En un comunicado, Prado Ayuso ha opinado que esta regularización es "un acto de justicia social y de reconocimiento a tantas personas que sostienen la vida cotidiana de todos desde la precariedad de la irregularidad y que llevan tiempo contribuyendo al desarrollo y al bien común de nuestra sociedad".
Además, ha señalado que "la caridad cristiana -si es verdadera- busca también caminos de justicia, de protección efectiva de derechos y de convivencia social".
A su juicio, el anuncio de esta nueva regularización extraordinaria es "un complemento necesario a las vías ordinarias del Reglamento de Extranjería". "La Doctrina Social de la Iglesia (DSI) ayuda a mirar este momento con realismo, humanidad y fe", ha sostenido.

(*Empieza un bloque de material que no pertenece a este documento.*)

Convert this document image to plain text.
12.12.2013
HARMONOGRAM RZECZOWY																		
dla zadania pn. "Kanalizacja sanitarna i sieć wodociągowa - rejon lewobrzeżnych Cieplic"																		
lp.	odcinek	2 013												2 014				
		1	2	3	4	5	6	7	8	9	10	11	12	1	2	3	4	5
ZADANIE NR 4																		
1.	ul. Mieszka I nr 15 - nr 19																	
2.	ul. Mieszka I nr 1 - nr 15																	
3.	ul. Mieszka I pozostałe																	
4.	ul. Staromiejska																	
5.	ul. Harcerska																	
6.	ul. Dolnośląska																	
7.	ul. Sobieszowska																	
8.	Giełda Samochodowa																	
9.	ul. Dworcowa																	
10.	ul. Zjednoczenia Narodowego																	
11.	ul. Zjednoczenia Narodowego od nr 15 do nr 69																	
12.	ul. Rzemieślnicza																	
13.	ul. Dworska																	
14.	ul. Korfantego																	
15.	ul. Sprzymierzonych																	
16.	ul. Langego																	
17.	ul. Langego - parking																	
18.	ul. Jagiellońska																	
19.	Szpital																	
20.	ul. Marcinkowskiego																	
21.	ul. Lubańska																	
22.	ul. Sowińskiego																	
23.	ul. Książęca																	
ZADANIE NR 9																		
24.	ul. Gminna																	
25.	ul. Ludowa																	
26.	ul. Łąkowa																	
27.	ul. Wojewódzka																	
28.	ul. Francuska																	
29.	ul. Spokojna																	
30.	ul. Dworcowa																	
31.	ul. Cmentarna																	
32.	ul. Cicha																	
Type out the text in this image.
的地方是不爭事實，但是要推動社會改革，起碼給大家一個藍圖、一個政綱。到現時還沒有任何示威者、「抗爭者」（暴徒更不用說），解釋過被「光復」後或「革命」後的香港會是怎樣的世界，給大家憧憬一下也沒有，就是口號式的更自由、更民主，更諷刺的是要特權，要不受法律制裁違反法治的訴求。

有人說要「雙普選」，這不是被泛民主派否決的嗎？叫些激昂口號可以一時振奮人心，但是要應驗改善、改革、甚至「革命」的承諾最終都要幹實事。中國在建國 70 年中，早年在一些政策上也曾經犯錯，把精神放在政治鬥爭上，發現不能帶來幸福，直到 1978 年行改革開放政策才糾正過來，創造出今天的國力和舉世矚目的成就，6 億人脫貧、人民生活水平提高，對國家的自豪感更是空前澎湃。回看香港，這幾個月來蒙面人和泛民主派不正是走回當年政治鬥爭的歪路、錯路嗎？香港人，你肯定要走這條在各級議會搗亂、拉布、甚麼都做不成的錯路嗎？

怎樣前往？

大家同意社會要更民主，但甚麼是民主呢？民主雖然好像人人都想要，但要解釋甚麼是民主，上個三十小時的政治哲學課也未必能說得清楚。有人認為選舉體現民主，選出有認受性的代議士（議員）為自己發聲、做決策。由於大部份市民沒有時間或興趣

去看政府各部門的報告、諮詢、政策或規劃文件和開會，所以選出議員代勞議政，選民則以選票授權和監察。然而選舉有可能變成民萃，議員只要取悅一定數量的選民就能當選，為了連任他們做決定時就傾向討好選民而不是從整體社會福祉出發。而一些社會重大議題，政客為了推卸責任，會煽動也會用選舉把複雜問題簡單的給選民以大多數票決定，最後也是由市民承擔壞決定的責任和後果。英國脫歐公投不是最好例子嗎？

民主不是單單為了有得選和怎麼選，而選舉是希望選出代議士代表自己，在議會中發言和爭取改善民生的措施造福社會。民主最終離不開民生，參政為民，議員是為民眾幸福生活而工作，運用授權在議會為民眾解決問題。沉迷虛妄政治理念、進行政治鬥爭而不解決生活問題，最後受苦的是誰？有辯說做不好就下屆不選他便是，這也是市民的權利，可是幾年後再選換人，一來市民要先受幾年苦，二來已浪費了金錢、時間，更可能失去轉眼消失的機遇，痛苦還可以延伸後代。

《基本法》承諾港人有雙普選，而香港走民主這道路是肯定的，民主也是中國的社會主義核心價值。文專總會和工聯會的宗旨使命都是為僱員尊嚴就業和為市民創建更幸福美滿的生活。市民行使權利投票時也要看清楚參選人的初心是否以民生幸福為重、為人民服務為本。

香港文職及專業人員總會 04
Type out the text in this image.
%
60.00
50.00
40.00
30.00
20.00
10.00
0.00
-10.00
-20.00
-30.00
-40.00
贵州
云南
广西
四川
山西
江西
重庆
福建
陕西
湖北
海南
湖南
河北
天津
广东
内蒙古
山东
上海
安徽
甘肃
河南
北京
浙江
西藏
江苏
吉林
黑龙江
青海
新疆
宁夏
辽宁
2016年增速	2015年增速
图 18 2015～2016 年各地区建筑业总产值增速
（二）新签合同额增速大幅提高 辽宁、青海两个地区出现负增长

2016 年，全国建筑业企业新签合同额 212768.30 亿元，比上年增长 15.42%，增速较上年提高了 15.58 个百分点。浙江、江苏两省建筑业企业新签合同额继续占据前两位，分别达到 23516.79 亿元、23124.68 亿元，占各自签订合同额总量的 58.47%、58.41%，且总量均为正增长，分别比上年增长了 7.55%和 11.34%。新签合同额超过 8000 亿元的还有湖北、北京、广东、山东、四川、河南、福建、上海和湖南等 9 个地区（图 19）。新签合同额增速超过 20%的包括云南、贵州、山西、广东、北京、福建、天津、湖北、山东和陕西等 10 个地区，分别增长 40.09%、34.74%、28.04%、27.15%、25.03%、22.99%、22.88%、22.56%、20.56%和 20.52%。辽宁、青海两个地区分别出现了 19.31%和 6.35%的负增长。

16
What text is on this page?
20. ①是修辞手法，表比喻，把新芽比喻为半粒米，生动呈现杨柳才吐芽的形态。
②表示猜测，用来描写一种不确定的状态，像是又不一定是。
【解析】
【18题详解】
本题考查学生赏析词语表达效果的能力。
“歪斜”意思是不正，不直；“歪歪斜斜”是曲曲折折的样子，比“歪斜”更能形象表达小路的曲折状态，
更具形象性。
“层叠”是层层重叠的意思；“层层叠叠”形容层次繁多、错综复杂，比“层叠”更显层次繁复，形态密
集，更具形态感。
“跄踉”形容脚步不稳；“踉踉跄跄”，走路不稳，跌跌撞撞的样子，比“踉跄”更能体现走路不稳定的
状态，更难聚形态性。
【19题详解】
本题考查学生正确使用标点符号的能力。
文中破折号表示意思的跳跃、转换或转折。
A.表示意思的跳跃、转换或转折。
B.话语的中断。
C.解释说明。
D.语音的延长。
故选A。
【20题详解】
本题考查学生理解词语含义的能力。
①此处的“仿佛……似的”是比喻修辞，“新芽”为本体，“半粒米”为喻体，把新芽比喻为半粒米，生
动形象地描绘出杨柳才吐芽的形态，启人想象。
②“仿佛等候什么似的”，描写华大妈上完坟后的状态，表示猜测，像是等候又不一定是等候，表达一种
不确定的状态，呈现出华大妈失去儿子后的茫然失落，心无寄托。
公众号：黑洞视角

Así, ha apuntado que, por una parte, recuerda "la dignidad inviolable de toda persona y su derecho a buscar condiciones de vida dignas y, cuando sea necesario, a emigrar", al tiempo que "la Iglesia enseña con claridad el deber de acogida, en la medida de lo posible".
Asimismo, ha reclamado que "la acogida y la integración se hagan con criterios justos y ordenados, bajo el marco jurídico establecido, evitando abusos".
El prelado donostiarra ha afirmado que es la autoridad pública "quien ha de ordenar la convivencia con criterios de bien común, sin olvidar nunca que el migrante no es un número, sino un rostro con su historia y su dignidad. También con sus obligaciones y deberes".
Prado Ayuso ha opinado que "una regularización bien planteada, en sintonía con la legislación europea e internacional, puede ser un paso concreto para reconocer la dignidad de personas reales, abrirles el acceso efectivo a derechos, reducir vulnerabilidades y abusos, facilitando un marco de vida y de trabajo más justo, a la vez que se fortalece la convivencia social".
Tras advertir que "como cristianos" no se puede permitir "que el miedo o el prejuicio nublen la mirada", Prado Ayuso ha sostenido que las personas migrantes "tienen la misma dignidad intrínseca de cualquier persona".
"CULTURA DEL ENCUENTRO"
Además, ha invitado a la comunidad diocesana a "cultivar una auténtica cultura del encuentro y a sostener una pastoral de cercanía y acompañamiento que se traduzca también en hechos, acogiendo, protegiendo, promoviendo e integrando a estos hermanos y hermanas nuestras migrantes".
Por otro lado, ha manifestado que "el marco social y jurídico debe ser respetado por todos" y así mientras "los inmigrantes deben ser recibidos en cuanto personas y ayudados a integrarse en la vida social" también deben "respetar con gratitud el patrimonio material y espiritual del país o lugar que lo acoge, apreciar su cultura, obedecer sus leyes y contribuir a sus cargas". "La caridad cristiana no es ingenuidad: es amor verdadero que busca la verdad, la justicia, la paz y el bien común para todos", ha subrayado.
En este contexto y "a la espera prudente de la letra pequeña y de que este proceso desarrolle un marco regulatorio definido, no indiscriminado y con criterios normativos claros", Prado Ayuso se ha adherido a la petición de Cáritas Gipuzkoa para que el proceso de regularización se haga "con agilidad, facilitando una tramitación sencilla y accesible, para que nadie quede desorientado o desamparado y para que se eviten abusos y falsas expectativas".
Finalmente, ha agradecido el servicio de asesoramiento jurídico gratuito que la Iglesia de Gipuzkoa ofrece ya desde Cáritas diocesana y ha instado a quienes lo necesiten a acercarse "con confianza".